Bitwise, one of many investment firms in the U.S. that have filed an avalanche of applications for crypto ETFs with federal regulators.
The spate of applications comes as the Securities and Exchange Commission— the crypto industry’s main regulator in the U.S.—has signaled its willingness to adopt a More crypto-friendly Position under Donald Trump, the newly elected president
Funds tracking prices has been requested by issuers A wide variety of cryptosFrom meme currencies such as Bonk or Dogecoin, to assets with a larger market cap like XRP The following are some examples of how to get started: Solana You can also find out more about the following: Official Trump. Bitwise has begun the approval process for ETFs with a single asset that tracks XRP. SolanaThen, Dogecoin—tokens that are especially popular with DeFi proponents.
The following is a list of the most popular ways to contact us Altcoins have fallen in value Hougan, who believes that the regulatory environment in the U.S. could change and boost DeFi tokens as well as the projects they’re linked to.
Hougan noted that “the market isn’t aware of the potential growth and change in tokenomics these tokens may undergo under a newly regulated environment.” He cited Uniswap Ondo Aave and other projects as having enormous potential.
That new regulatory climate may allow utility tokens with value drivers to thrive, he said, eliminating a major issue in DeFi—the pervasiveness of “squishy governance tokens.”
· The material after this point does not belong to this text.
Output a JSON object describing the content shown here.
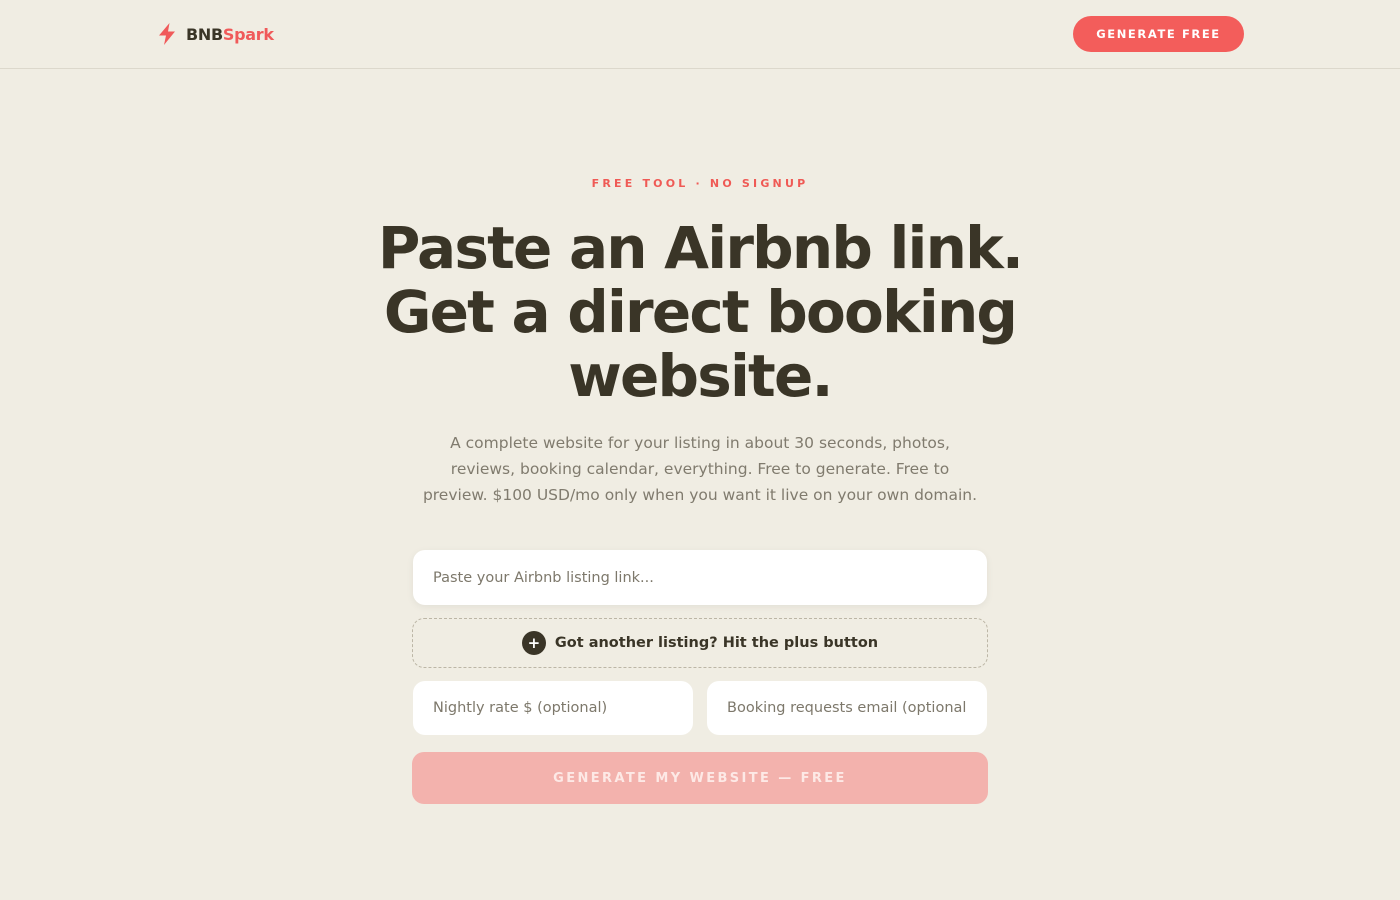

Hougan believes that the potential growth of DeFi tokens, and non-blue-chip assets in general, could make them well-suited to be included in ETF packaging in future.
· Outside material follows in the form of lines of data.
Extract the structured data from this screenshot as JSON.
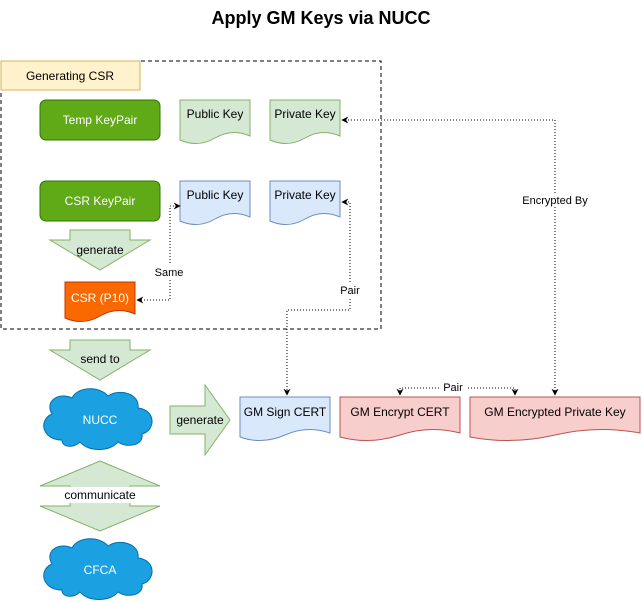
{
  "title": "Apply GM Keys via NUCC",
  "colors": {
    "green_fill": "#60a917",
    "green_stroke": "#2d7600",
    "pale_green_fill": "#d5e8d4",
    "pale_green_stroke": "#82b366",
    "blue_fill": "#dae8fc",
    "blue_stroke": "#6c8ebf",
    "red_fill": "#f8cecc",
    "red_stroke": "#b85450",
    "orange_fill": "#fa6800",
    "orange_stroke": "#c73500",
    "cloud_fill": "#1ba1e2",
    "cloud_stroke": "#006eaf",
    "note_fill": "#fff2cc",
    "note_stroke": "#d6b656"
  },
  "group": {
    "label": "Generating CSR"
  },
  "nodes": {
    "temp_keypair": "Temp KeyPair",
    "temp_public_key": "Public Key",
    "temp_private_key": "Private Key",
    "csr_keypair": "CSR KeyPair",
    "csr_public_key": "Public Key",
    "csr_private_key": "Private Key",
    "csr_p10": "CSR (P10)",
    "nucc": "NUCC",
    "cfca": "CFCA",
    "gm_sign_cert": "GM Sign CERT",
    "gm_encrypt_cert": "GM Encrypt CERT",
    "gm_encrypted_private_key": "GM Encrypted Private Key"
  },
  "arrows": {
    "generate_csr": "generate",
    "send_to": "send to",
    "generate_certs": "generate",
    "communicate": "communicate"
  },
  "edges": {
    "same": "Same",
    "pair_sign": "Pair",
    "pair_encrypt": "Pair",
    "encrypted_by": "Encrypted By"
  }
}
Access to Crypto-based Exchange Traded Funds (ETFs) is being increased
Hougan pointed out that Bitwise and others aim to create new ETFs as often as possible.
Hougan stated that this was normal in ETFs, but not cryptos.. “Issuers of ETFs submit a large number of ETFs every day.
Although Hougan declined to specify which assets Bitwise's future funds could track, he said the firm is looking at tokens linked to “high quality” and “interesting” projects with “real potential” to track in single-asset ETFs.
When deciding on which assets should be offered in ETFs, the asset manager listens to their clients. He said that the firm wanted to offer its customers a wide range of options when it comes to investing their money.
“I don't want to be paternalistic about what they should access,” Hougan said.
The executive said it’s reasonable for issuers to provide clients exposure to all kinds of assets—even those they might not highly recommend—as long as those assets aren’t linked to rug pulls or scams.
“Blackrock offers a lot of bond funds, but I wouldn't buy a 30-year Treasury fund if you held a gun to my head,” Hougan said.
He added, “I'm not going to tell anyone to invest in Doge, but I could tell someone if you're going to invest in Doge, it's probably cheaper to do in the ETF, and there's probably less risk.”